This AI can spot fake photos that fool the human eye

It's easier than ever to modify an image and that's a big problem. In the days of social media and instant sharing, any given image can quickly go viral, gracing millions of eyes and, potentially, shaping the perceptions, beliefs, or attitudes of the people who see it. This makes it more important than ever to find and denounce fake photos — ones altered to show something that didn't happen — and artificial intelligence may be the solution.

Though edited images aren't inherently bad, they present a huge problem when sold to newspapers or news broadcasters. Increasingly sophisticated image-editing software like Photoshop, however, enables just about anyone to tamper with a photo. The end result, assuming the user has at least an average level of skills, may be an image that can't be identified as "fake" by the human eye.

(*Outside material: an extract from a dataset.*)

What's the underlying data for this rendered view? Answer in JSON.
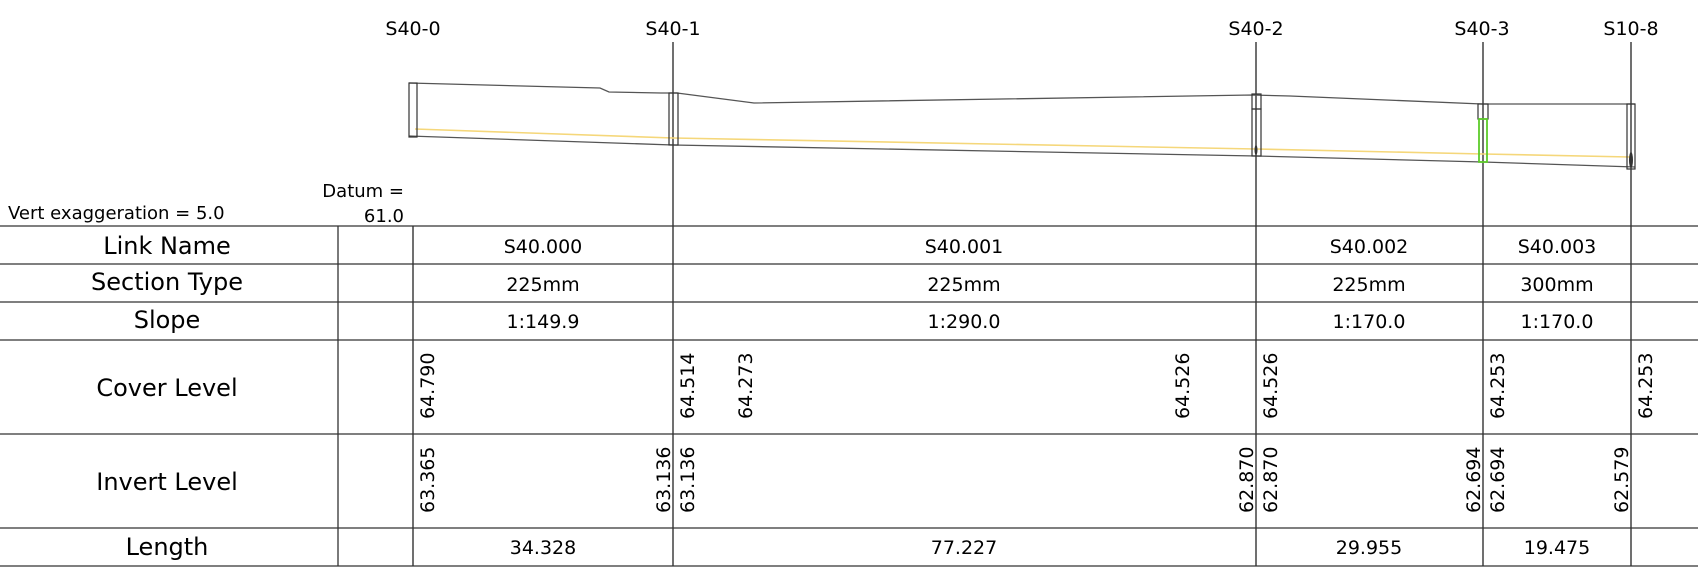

This doesn't mean the edit is a perfect one, though. Traces of edits remain and, with tools that know how to identify them, it's possible to isolate those imperfections to reveal the truth. Such is the nature of Adobe's recently discussed neural network, which was trained with manipulated images to learn how to spot other tampered photos.

How does it figure out which ones are authentic and which ones are modified? By analyzing the image's noise profile — the grain or colored specks that result from the image sensor — and determining whether any given portion of them have a different pattern. A section of an image with a different noise profile can be deduced as spliced in.

The system doesn't end there, though, also looking for signs of tampering via other issues the researchers refer to as artifacts. These can include imperfect edges where a visual element was spliced into the original photo, as well as contrast levels that don't match up. Though the company hasn't revealed plans to release software that utilizes this technology, it wouldn't be surprising to see it offered at some point as a forensic tool.